The US and the Taliban are set to sign a deal at the end of the month, US Secretary of State Mike Pompeo announced Friday. 

It comes after Taliban, Afghan and US forces agreed to a weeklong "reduction in violence."

"Upon a successful implementation of this understanding, signing of the US-Taliban agreement is expected to move forward," Pompeo said.

Read moreAfghan President Ashraf Ghani: US-Taliban deal to come within days

If carried out effectively, the weeklong reduction in violence is seen as a test that will show whether the Taliban can control their forces and fulfill their commitments after the deal is concluded. 

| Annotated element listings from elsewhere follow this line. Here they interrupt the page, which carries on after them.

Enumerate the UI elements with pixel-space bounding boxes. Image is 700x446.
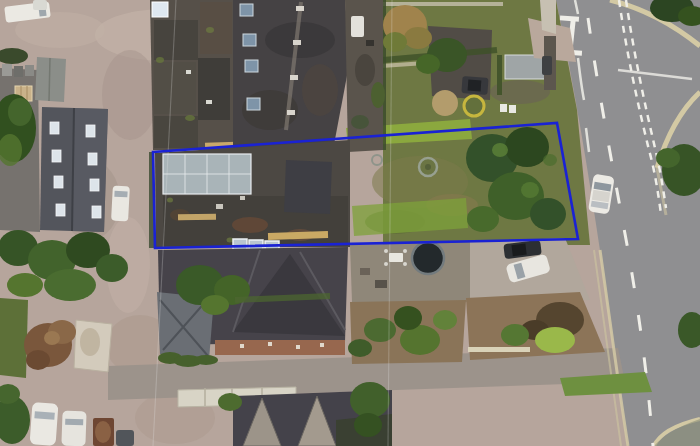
solar-panel: [152, 2, 168, 17]
grass-strip-left: [0, 298, 28, 378]
garden-table: [389, 253, 403, 262]
pavement-top: [540, 0, 556, 34]
sand-circle: [432, 90, 458, 116]
hedge-mid: [497, 55, 502, 95]
van-on-lane: [111, 186, 130, 222]
car-backyard: [351, 16, 364, 37]
chartreuse-bush: [535, 327, 575, 353]
van-parked-dark: [116, 430, 134, 446]
car-top-left: [33, 0, 47, 10]
paddling-pool: [464, 96, 484, 116]
car-parked-2: [61, 411, 86, 446]
car-garden: [461, 76, 488, 95]
car-parked-1: [30, 402, 59, 446]
hip-roof: [284, 160, 332, 214]
garden-fence: [468, 347, 530, 352]
aerial-photo: [0, 0, 700, 446]
brick-wall: [215, 340, 345, 355]
truck-parked: [93, 418, 114, 446]
car-by-wall: [542, 56, 552, 75]
trampoline: [412, 242, 444, 274]
aerial-photo-canvas: [0, 0, 700, 446]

Defense Secretary Mark Esper has said if the seven-day truce is successful, the the US would reduce its troop contingent "over time'' to about 8,600. There currently are about 12,000 US troops in the Afghanistan. 

Taliban has 'everything they wanted' 

The Taliban have "nothing to prove by thwarting this process, because they have essentially got everything they wanted," Kabul-based journalist Ali Latif told DW.

"And if they sign a deal on February 29, the US troops will have to start their withdrawal. So now the question is: WIll the governments in Afghanistan, Pakistan and Iran take this seriously and stop being spoilers in the process." 

Read moreUS-Taliban peace deal – so near, yet so far

Afghan forces will maintain normal military operations against other terrorist groups, such as the so-called Islamic State (IS), during the reduction-in-violence period, said Javed Faisal, Afghanistan's National Security Council spokesman.

The Pentagon has said that the US would retain the right to continue counter-terrorism operations against IS and al-Qaida,

"Local government and security officials have been instructed by the president himself on how to follow the regulations agreed upon for the RIV period."

The Taliban previously refused to speak directly with the Afghan government, which they say is a puppet of the US. 

The US and Taliban were  on the verge of a deal in September, when President Donald Trump suddenly decided to scrap a key meeting following the killing of a US soldier by Taliban forces.